Effects of nanoparticles on plasma shielding at pulsed laser ablation of metal targets

In high-power pulsed laser ablation of metals, the material removal usually occurs in the regime of volumetric boiling, when the ablated materials form two-phase plasma plumes composed of neutral atoms, ions, electrons, and a large fraction of nanoparticles/clusters. To predict the effect of plasma shielding induced by absorption of laser radiation in such twophase plumes, a hybrid multi-phase computational model is developed. The model includes a thermal model of the irradiated target, a model of non-equilibrium ionization of gaseous plasma plume based on the collision-radiation plasma model, and a kinetic equation that describes the distribution of cluster sizes and temperatures.
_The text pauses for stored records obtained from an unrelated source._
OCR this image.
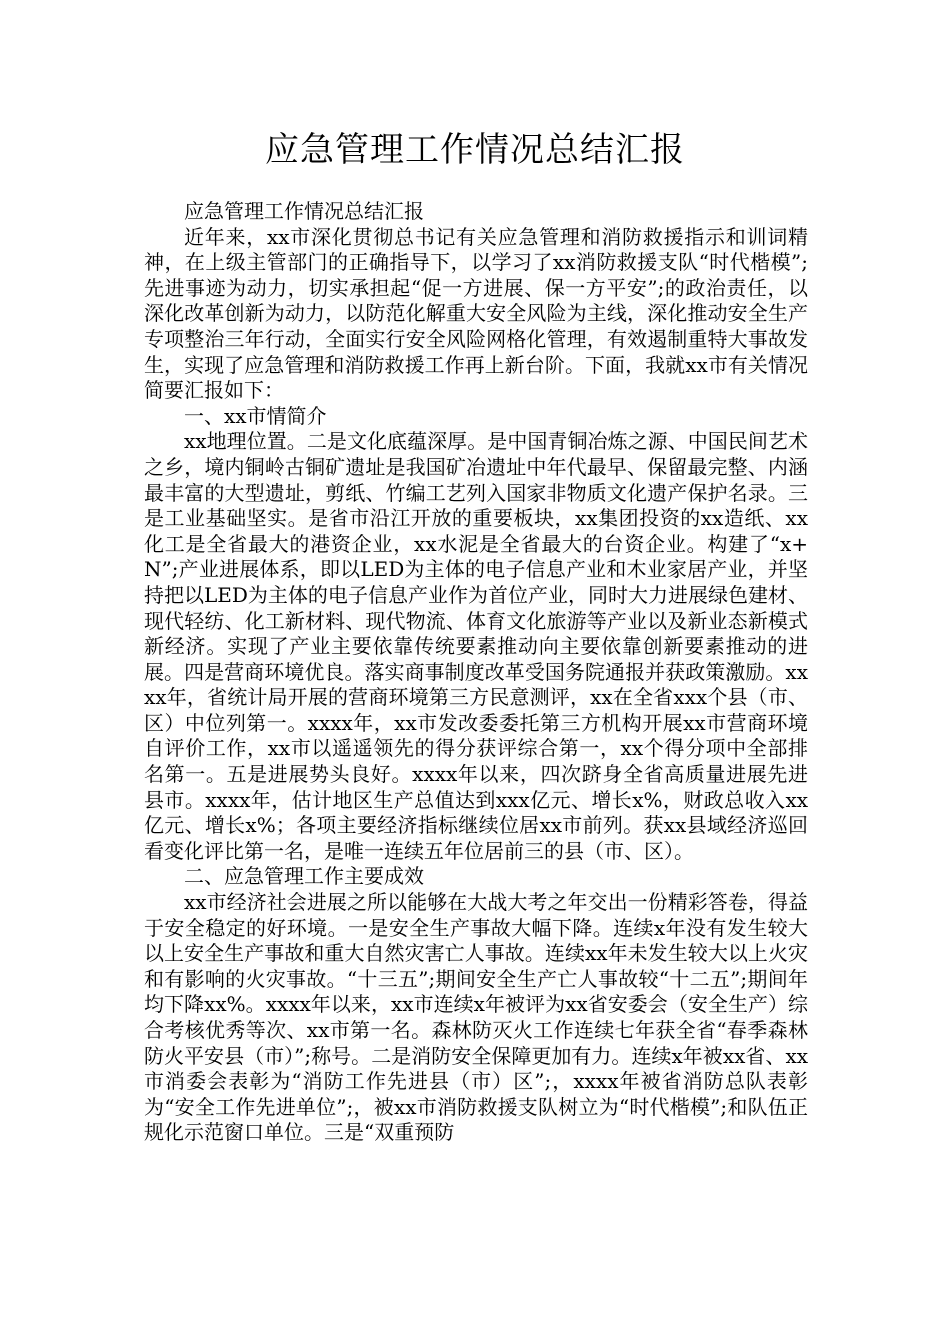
应急管理工作情况总结汇报

应急管理工作情况总结汇报

近年来，xx市深化贯彻总书记有关应急管理和消防救援指示和训词精神，在上级主管部门的正确指导下，以学习了xx消防救援支队“时代楷模”;先进事迹为动力，切实承担起“促一方进展、保一方平安”;的政治责任，以深化改革创新为动力，以防范化解重大安全风险为主线，深化推动安全生产专项整治三年行动，全面实行安全风险网格化管理，有效遏制重特大事故发生，实现了应急管理和消防救援工作再上新台阶。下面，我就xx市有关情况简要汇报如下：

一、xx市情简介

xx地理位置。二是文化底蕴深厚。是中国青铜冶炼之源、中国民间艺术之乡，境内铜岭古铜矿遗址是我国矿冶遗址中年代最早、保留最完整、内涵最丰富的大型遗址，剪纸、竹编工艺列入国家非物质文化遗产保护名录。三是工业基础坚实。是省市沿江开放的重要板块，xx集团投资的xx造纸、xx化工是全省最大的港资企业，xx水泥是全省最大的台资企业。构建了“x+N”;产业进展体系，即以LED为主体的电子信息产业和木业家居产业，并坚持把以LED为主体的电子信息产业作为首位产业，同时大力进展绿色建材、现代轻纺、化工新材料、现代物流、体育文化旅游等产业以及新业态新模式新经济。实现了产业主要依靠传统要素推动向主要依靠创新要素推动的进展。四是营商环境优良。落实商事制度改革受国务院通报并获政策激励。xxxx年，省统计局开展的营商环境第三方民意测评，xx在全省xxx个县（市、区）中位列第一。xxxx年，xx市发改委委托第三方机构开展xx市营商环境自评价工作，xx市以遥遥领先的得分获评综合第一，xx个得分项中全部排名第一。五是进展势头良好。xxxx年以来，四次跻身全省高质量进展先进县市。xxxx年，估计地区生产总值达到xxx亿元、增长x%，财政总收入xx亿元、增长x%；各项主要经济指标继续位居xx市前列。获xx县域经济巡回看变化评比第一名，是唯一连续五年位居前三的县（市、区）。

二、应急管理工作主要成效

xx市经济社会进展之所以能够在大战大考之年交出一份精彩答卷，得益于安全稳定的好环境。一是安全生产事故大幅下降。连续x年没有发生较大以上安全生产事故和重大自然灾害亡人事故。连续xx年未发生较大以上火灾和有影响的火灾事故。“十三五”;期间安全生产亡人事故较“十二五”;期间年均下降xx%。xxxx年以来，xx市连续x年被评为xx省安委会（安全生产）综合考核优秀等次、xx市第一名。森林防灭火工作连续七年获全省“春季森林防火平安县（市）”;称号。二是消防安全保障更加有力。连续x年被xx省、xx市消委会表彰为“消防工作先进县（市）区”;，xxxx年被省消防总队表彰为“安全工作先进单位”;，被xx市消防救援支队树立为“时代楷模”;和队伍正规化示范窗口单位。三是“双重预防
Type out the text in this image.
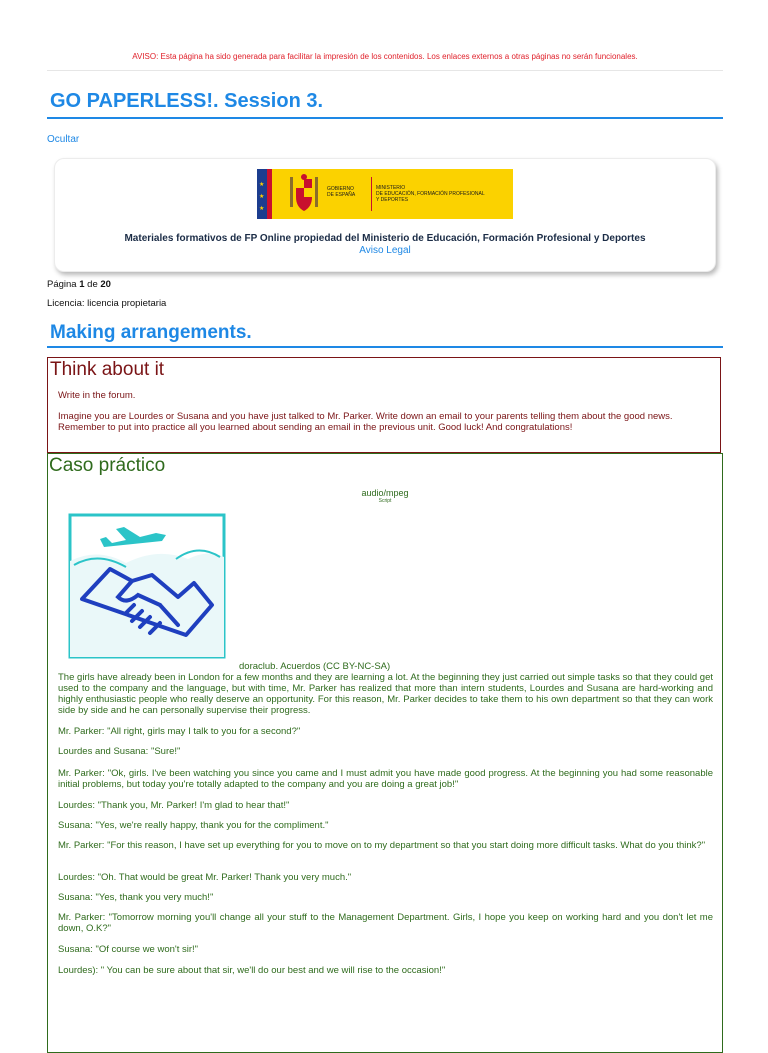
AVISO: Esta página ha sido generada para facilitar la impresión de los contenidos. Los enlaces externos a otras páginas no serán funcionales.
GO PAPERLESS!. Session 3.
Ocultar
★
★
★
GOBIERNO
DE ESPAÑA
MINISTERIO
DE EDUCACIÓN, FORMACIÓN PROFESIONAL
Y DEPORTES
Materiales formativos de FP Online propiedad del Ministerio de Educación, Formación Profesional y Deportes
Aviso Legal
Página 1 de 20
Licencia: licencia propietaria
Making arrangements.
Think about it

Write in the forum.

Imagine you are Lourdes or Susana and you have just talked to Mr. Parker. Write down an email to your parents telling them about the good news. Remember to put into practice all you learned about sending an email in the previous unit. Good luck! And congratulations!

Caso práctico
audio/mpeg
Script
doraclub. Acuerdos (CC BY-NC-SA)

The girls have already been in London for a few months and they are learning a lot. At the beginning they just carried out simple tasks so that they could get used to the company and the language, but with time, Mr. Parker has realized that more than intern students, Lourdes and Susana are hard-working and highly enthusiastic people who really deserve an opportunity. For this reason, Mr. Parker decides to take them to his own department so that they can work side by side and he can personally supervise their progress.

Mr. Parker: "All right, girls may I talk to you for a second?"

Lourdes and Susana: "Sure!"

Mr. Parker: "Ok, girls. I've been watching you since you came and I must admit you have made good progress. At the beginning you had some reasonable initial problems, but today you're totally adapted to the company and you are doing a great job!"

Lourdes: "Thank you, Mr. Parker! I'm glad to hear that!"

Susana: "Yes, we're really happy, thank you for the compliment."

Mr. Parker: "For this reason, I have set up everything for you to move on to my department so that you start doing more difficult tasks. What do you think?"

Lourdes: "Oh. That would be great Mr. Parker! Thank you very much."

Susana: "Yes, thank you very much!"

Mr. Parker: "Tomorrow morning you'll change all your stuff to the Management Department. Girls, I hope you keep on working hard and you don't let me down, O.K?"

Susana: "Of course we won't sir!"

Lourdes): " You can be sure about that sir, we'll do our best and we will rise to the occasion!"
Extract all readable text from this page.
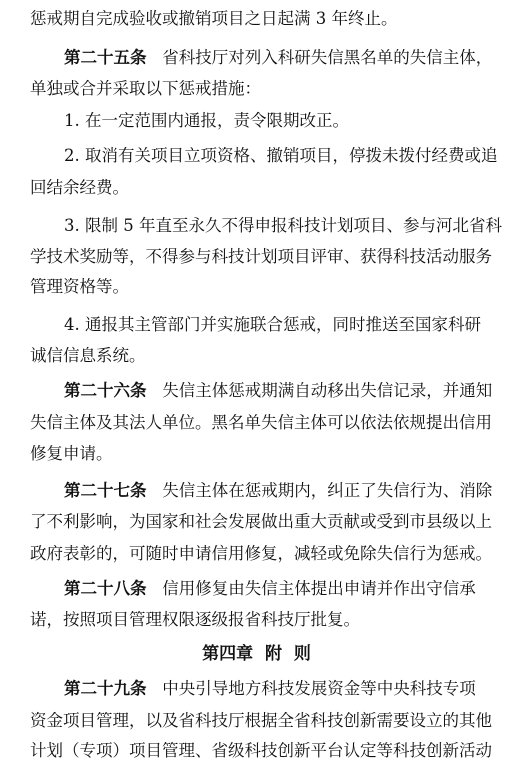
惩戒期自完成验收或撤销项目之日起满 3 年终止。
第二十五条 省科技厅对列入科研失信黑名单的失信主体，
单独或合并采取以下惩戒措施：
1. 在一定范围内通报，责令限期改正。
2. 取消有关项目立项资格、撤销项目，停拨未拨付经费或追
回结余经费。
3. 限制 5 年直至永久不得申报科技计划项目、参与河北省科
学技术奖励等，不得参与科技计划项目评审、获得科技活动服务
管理资格等。
4. 通报其主管部门并实施联合惩戒，同时推送至国家科研
诚信信息系统。
第二十六条 失信主体惩戒期满自动移出失信记录，并通知
失信主体及其法人单位。黑名单失信主体可以依法依规提出信用
修复申请。
第二十七条 失信主体在惩戒期内，纠正了失信行为、消除
了不利影响，为国家和社会发展做出重大贡献或受到市县级以上
政府表彰的，可随时申请信用修复，减轻或免除失信行为惩戒。
第二十八条 信用修复由失信主体提出申请并作出守信承
诺，按照项目管理权限逐级报省科技厅批复。
第四章  附  则
第二十九条 中央引导地方科技发展资金等中央科技专项
资金项目管理，以及省科技厅根据全省科技创新需要设立的其他
计划（专项）项目管理、省级科技创新平台认定等科技创新活动
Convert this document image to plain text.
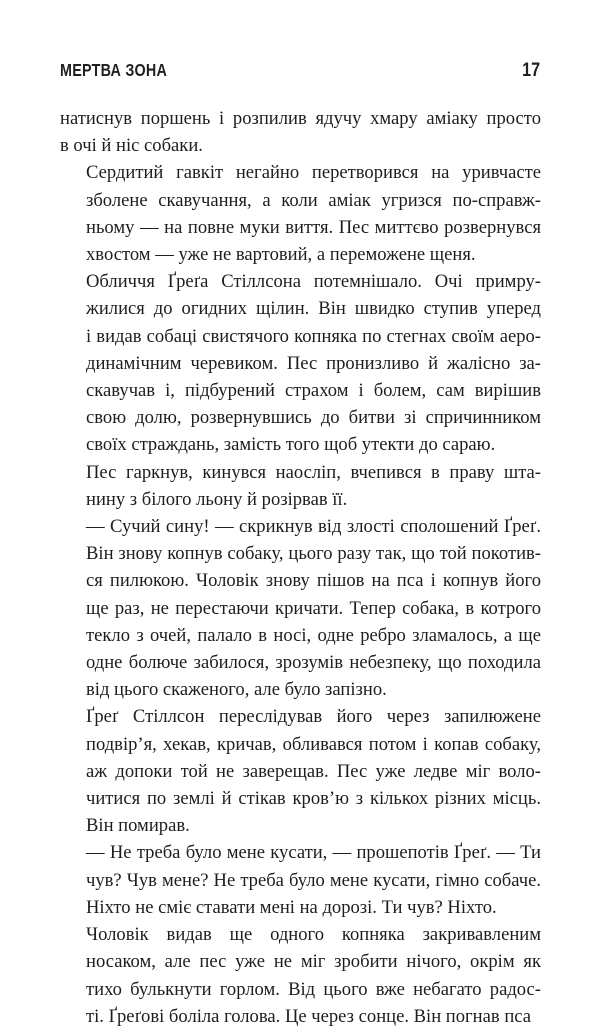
МЕРТВА ЗОНА	17

натиснув поршень і розпилив ядучу хмару аміаку просто
в очі й ніс собаки.

Сердитий гавкіт негайно перетворився на уривчасте
зболене скавучання, а коли аміак угризся по-справж-
ньому — на повне муки виття. Пес миттєво розвернувся
хвостом — уже не вартовий, а переможене щеня.

Обличчя Ґреґа Стіллсона потемнішало. Очі примру-
жилися до огидних щілин. Він швидко ступив уперед
і видав собаці свистячого копняка по стегнах своїм аеро-
динамічним черевиком. Пес пронизливо й жалісно за-
скавучав і, підбурений страхом і болем, сам вирішив
свою долю, розвернувшись до битви зі спричинником
своїх страждань, замість того щоб утекти до сараю.

Пес гаркнув, кинувся наосліп, вчепився в праву шта-
нину з білого льону й розірвав її.

— Сучий сину! — скрикнув від злості сполошений Ґреґ.
Він знову копнув собаку, цього разу так, що той покотив-
ся пилюкою. Чоловік знову пішов на пса і копнув його
ще раз, не перестаючи кричати. Тепер собака, в котрого
текло з очей, палало в носі, одне ребро зламалось, а ще
одне болюче забилося, зрозумів небезпеку, що походила
від цього скаженого, але було запізно.

Ґреґ Стіллсон переслідував його через запилюжене
подвір’я, хекав, кричав, обливався потом і копав собаку,
аж допоки той не заверещав. Пес уже ледве міг воло-
читися по землі й стікав кров’ю з кількох різних місць.
Він помирав.

— Не треба було мене кусати, — прошепотів Ґреґ. — Ти
чув? Чув мене? Не треба було мене кусати, гімно собаче.
Ніхто не сміє ставати мені на дорозі. Ти чув? Ніхто.

Чоловік видав ще одного копняка закривавленим
носаком, але пес уже не міг зробити нічого, окрім як
тихо булькнути горлом. Від цього вже небагато радос-
ті. Ґреґові боліла голова. Це через сонце. Він погнав пса
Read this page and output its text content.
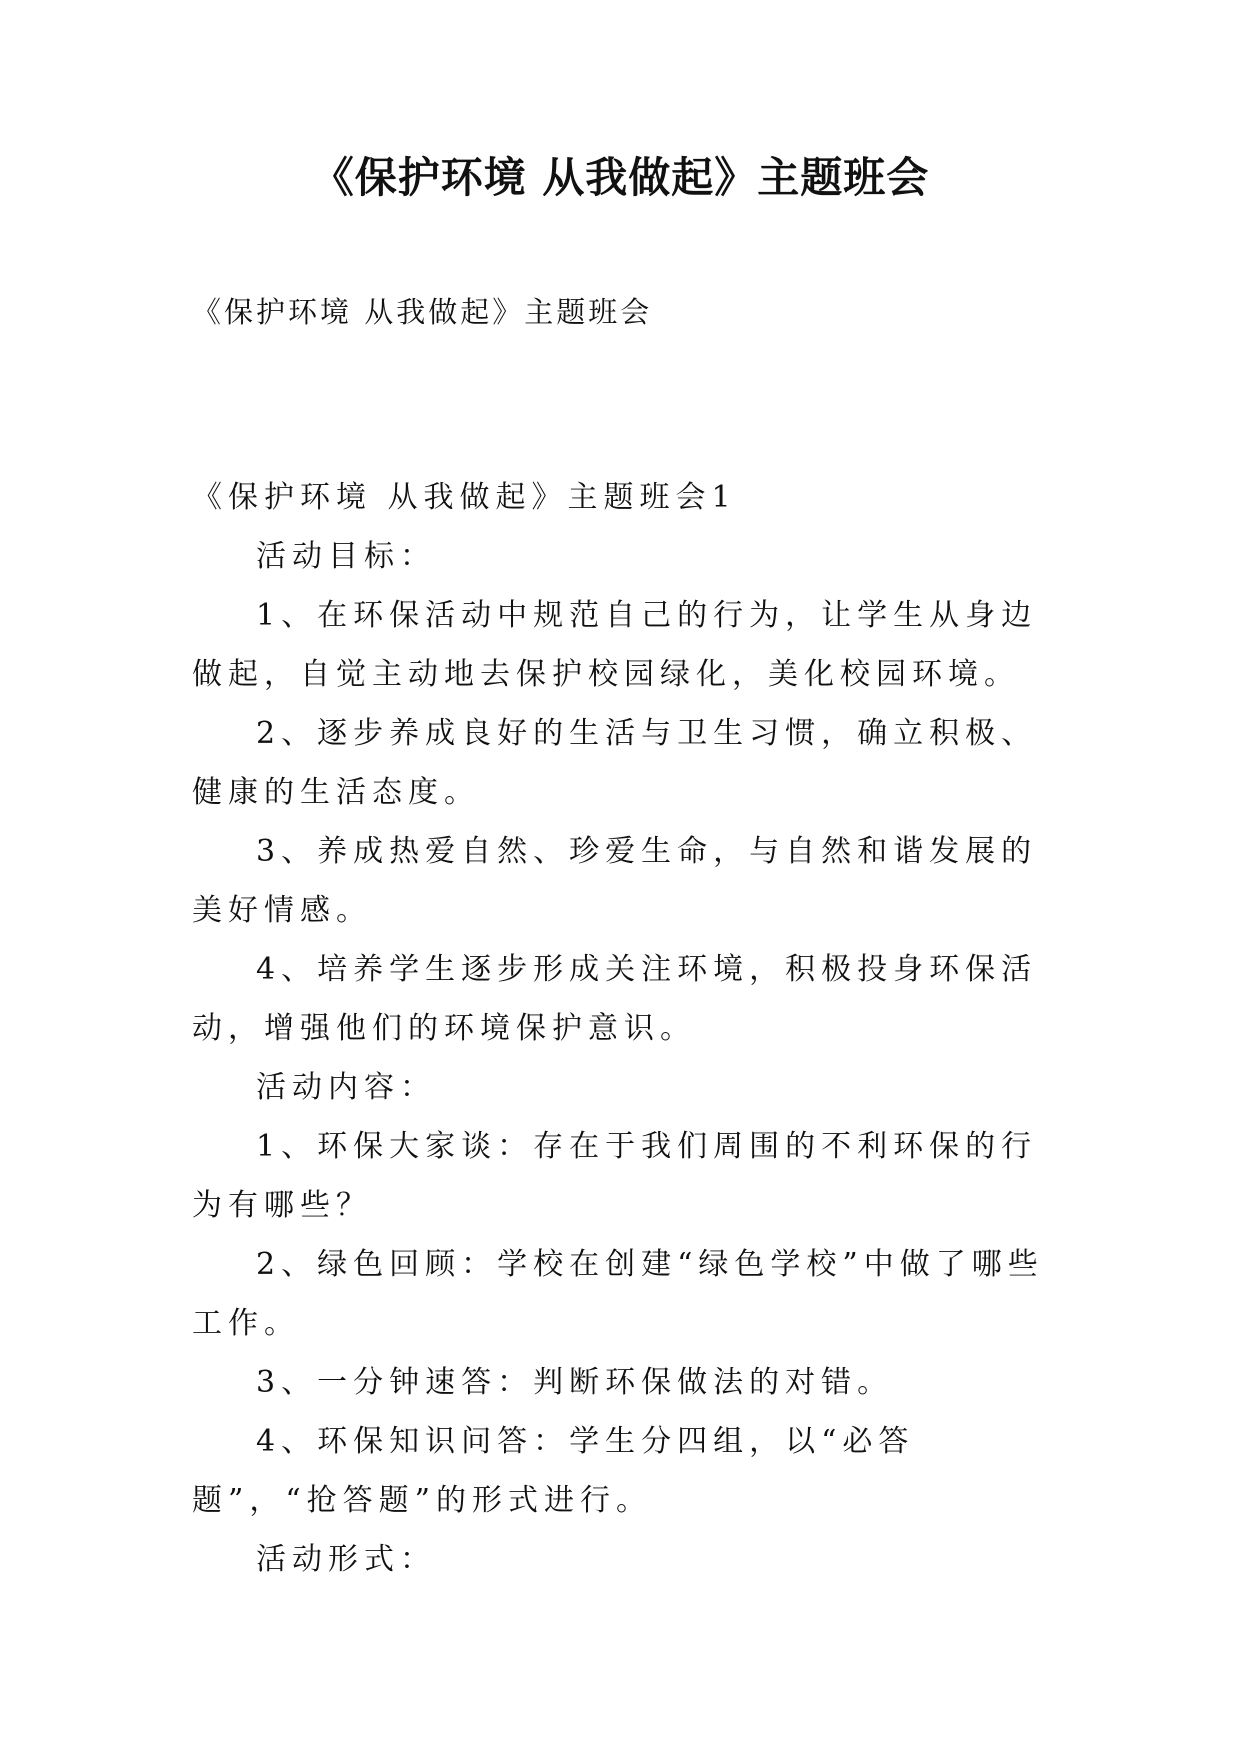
《保护环境 从我做起》主题班会
《保护环境 从我做起》主题班会

《保护环境 从我做起》主题班会1

活动目标：

1、在环保活动中规范自己的行为，让学生从身边做起，自觉主动地去保护校园绿化，美化校园环境。

2、逐步养成良好的生活与卫生习惯，确立积极、健康的生活态度。

3、养成热爱自然、珍爱生命，与自然和谐发展的美好情感。

4、培养学生逐步形成关注环境，积极投身环保活动，增强他们的环境保护意识。

活动内容：

1、环保大家谈：存在于我们周围的不利环保的行为有哪些？

2、绿色回顾：学校在创建“绿色学校”中做了哪些工作。

3、一分钟速答：判断环保做法的对错。

4、环保知识问答：学生分四组，以“必答题”，“抢答题”的形式进行。

活动形式：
The model accounts for the fragmentation of the target material in the regime of volumetric boiling, evaporation and condensation of nanoparticles, as well as radiation absorption and scattering by all constituents of the plume. The model is used to evaluate the contributions of various factors on the degree of plasma shielding at laser ablation of a copper target irradiated by a nanosecond laser pulse. The simulations show that the radiation scattering by nanoparticles is the dominant mechanism of radiation attenuation. The cluster evaporation and attenuation of laser radiation by nanoparticles are found to have a strong effect on plume dynamics and plasma shielding.